Для романтика портретирование – это прежде всего эротическая иконопись. Поскольку в романтизме вообще чрезвычайно легко расплывается грань между небесными и земными сакральными персонажами, один и тот же образ может пульсировать – иногда целыми веками – то в статусе живого действующего лица, то в качестве магического портрета. Это словно бы двунаправленный, мерцающий процесс, хорошо знакомый и по различным религиозным традициям. Модальная зыбкость и недовоплощенность, которая присуща земному «идеалу», уже сама по себе может роднить его с картиной, завораживающей зрителя своей приоткрытой, но непостижимой тайной; и наоборот, картина, внушающая благоговейные чувства, взывает к собственному воплощению – тоже, увы, преходящему и эфемерному (понятно, что речь здесь идет только о сакрализованных, а не демонических изображениях, имеющих сходную, но несколько иную динамику).
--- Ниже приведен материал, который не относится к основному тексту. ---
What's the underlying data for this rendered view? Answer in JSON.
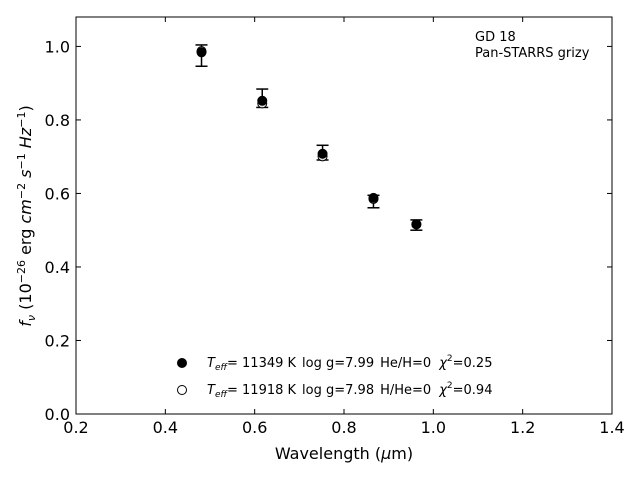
{
  "chart_data": {
    "type": "scatter",
    "annotation": {
      "line1": "GD 18",
      "line2": "Pan-STARRS grizy"
    },
    "xlabel": {
      "prefix": "Wavelength (",
      "unit": "μ",
      "suffix": "m)"
    },
    "ylabel": {
      "f": "f",
      "nu": "ν",
      "open": " (10",
      "exp1": "−26",
      "erg": " erg ",
      "cm": "cm",
      "exp2": "−2",
      "s": " s",
      "exp3": "−1",
      "hz": " Hz",
      "exp4": "−1",
      "close": ")"
    },
    "xlim": [
      0.2,
      1.4
    ],
    "ylim": [
      0.0,
      1.08
    ],
    "x_ticks": [
      "0.2",
      "0.4",
      "0.6",
      "0.8",
      "1.0",
      "1.2",
      "1.4"
    ],
    "y_ticks": [
      "0.0",
      "0.2",
      "0.4",
      "0.6",
      "0.8",
      "1.0"
    ],
    "observed": {
      "x": [
        0.481,
        0.617,
        0.752,
        0.866,
        0.962
      ],
      "y": [
        0.975,
        0.859,
        0.711,
        0.578,
        0.514
      ],
      "err": [
        0.029,
        0.025,
        0.02,
        0.017,
        0.014
      ]
    },
    "series": [
      {
        "marker": "filled",
        "legend": {
          "teff": "T",
          "teff_sub": "eff",
          "teff_val": "= 11349 K",
          "logg": "log g=7.99",
          "comp": "He/H=0",
          "chi": "χ",
          "chi_exp": "2",
          "chi_val": "=0.25"
        },
        "x": [
          0.481,
          0.617,
          0.752,
          0.866,
          0.962
        ],
        "y": [
          0.984,
          0.852,
          0.708,
          0.588,
          0.516
        ]
      },
      {
        "marker": "open",
        "legend": {
          "teff": "T",
          "teff_sub": "eff",
          "teff_val": "= 11918 K",
          "logg": "log g=7.98",
          "comp": "H/He=0",
          "chi": "χ",
          "chi_exp": "2",
          "chi_val": "=0.94"
        },
        "x": [
          0.481,
          0.617,
          0.752,
          0.866,
          0.962
        ],
        "y": [
          0.987,
          0.845,
          0.701,
          0.585,
          0.516
        ]
      }
    ],
    "legend_position": "lower-center",
    "grid": false
  }
}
Вместе с тем, однако, именно портрет должен увековечить бренное земное бытие – на этой идее построена, в частности, фабула розеновского «Зеркала старушки».
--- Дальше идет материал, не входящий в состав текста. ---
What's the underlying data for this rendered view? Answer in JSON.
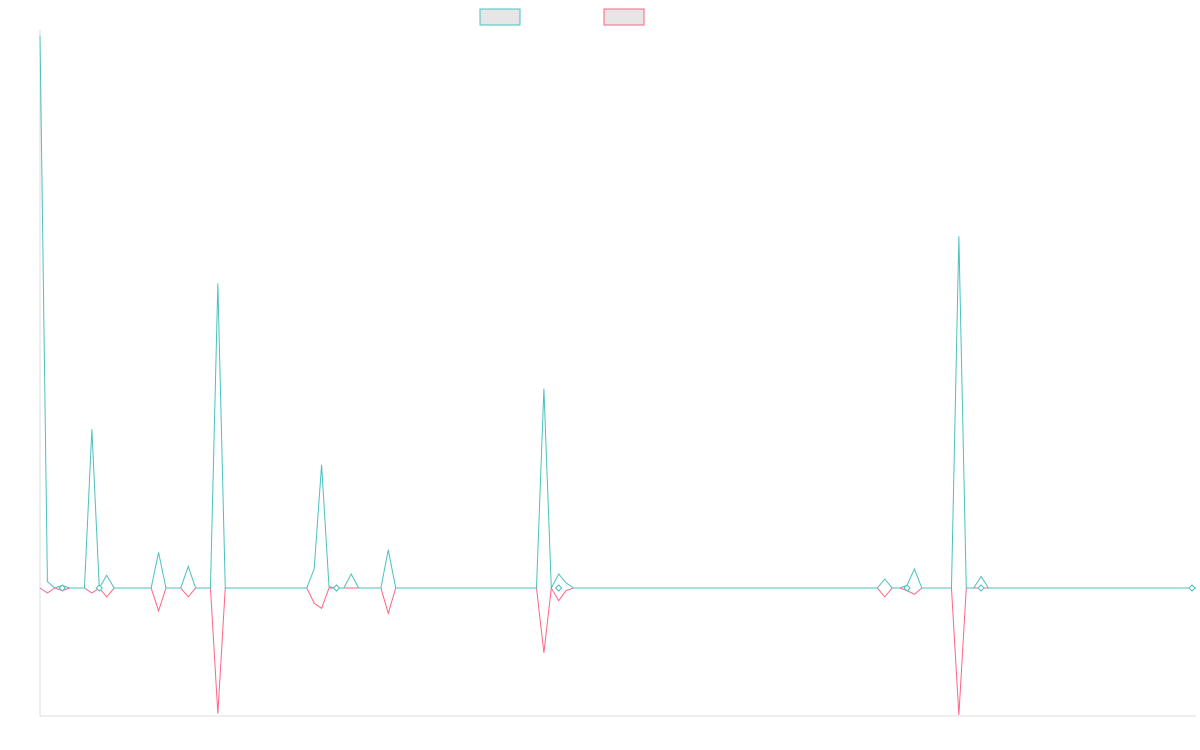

– Посмотрите, вот она! подле него! Вот она сошла с картины, она идет к нам… Ее можно осязать <…> Она выше всех чувств смертной. В лице ее не видно ни горя, ни радости, ни страха, ни надежды. В ней нет ни одного чувства земного! [Бесчувственность, добавим, того же сакрального типа, что у розеновской Августины или у монаха-художника в гоголевском «Портрете» – но столь же характерная и для бесов.] <…> Я видел ее не живую, не мертвую! В этом нетленном образе, в этом идеале, она блуждала по пустынным горам Лифляндии. Я видел ее! О, Лора! Лора! зачем ты скрылась от меня под сень гробницы – чтобы снова явиться человеку?
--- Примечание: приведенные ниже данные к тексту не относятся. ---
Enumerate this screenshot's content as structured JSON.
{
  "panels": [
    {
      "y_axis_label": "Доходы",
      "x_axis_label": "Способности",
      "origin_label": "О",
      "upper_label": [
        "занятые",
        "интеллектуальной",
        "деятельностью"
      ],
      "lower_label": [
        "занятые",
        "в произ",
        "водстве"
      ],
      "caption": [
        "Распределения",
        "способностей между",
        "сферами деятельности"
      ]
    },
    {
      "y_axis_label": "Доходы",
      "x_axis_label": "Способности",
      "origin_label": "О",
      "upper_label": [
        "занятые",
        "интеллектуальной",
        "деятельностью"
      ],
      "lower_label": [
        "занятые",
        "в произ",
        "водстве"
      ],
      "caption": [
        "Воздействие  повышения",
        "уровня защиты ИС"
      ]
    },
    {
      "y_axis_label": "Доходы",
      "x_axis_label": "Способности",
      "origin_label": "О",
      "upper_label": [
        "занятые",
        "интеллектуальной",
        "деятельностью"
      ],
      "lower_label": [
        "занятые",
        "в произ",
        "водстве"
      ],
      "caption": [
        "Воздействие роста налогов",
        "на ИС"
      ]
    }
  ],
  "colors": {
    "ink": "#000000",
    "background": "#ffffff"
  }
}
В конце 1834 г. Шлихтер опубликовал свою повесть «Последний день Помпеи»[1105], написанную не без влияния Аладьина. Повествователь созерцает картину Брюллова, наслаждаясь ею, «как святою молитвою», и называя ее автора, в согласии с тогдашними панегириками[1106], «величайшим художником, быть может, во всем мире». Один из посетителей, мелкий чиновник, даже полагает, будто живописец «лично присутствовал при сем описанном происшествии» – ведь так «многие говорят». Повествователь, разъяснив, что оно состоялось «назад тому 17 веков», собрался было уйти; но его остановил некий экспансивный отставной офицер, восторженно указав на девушку, изображенную на полотне:
Незнакомец приглашает озадаченного слушателя к себе домой, где показывает ему портрет очаровательной девушки лет семнадцати, удивительно похожей на ту, которую изобразил Брюллов: «Та же неразгаданность в небесных чертах; та же непостижимость воображению; тот же жалкий и радостный, бедный и роскошный цвет очей». Оказывается, оригинал он встретил во время своей службы в Лифляндии, когда жил на мызе у последнего из баронов фон Роо – мрачного и одинокого старика. Неподалеку находился огромный запущенный замок, «необитаемый потому, что по нему ходили привидения, духи и пр.». Мечтательный офицер пристрастился к этому готическому заповеднику и охотно гулял по руинам меж разбросанных черепов.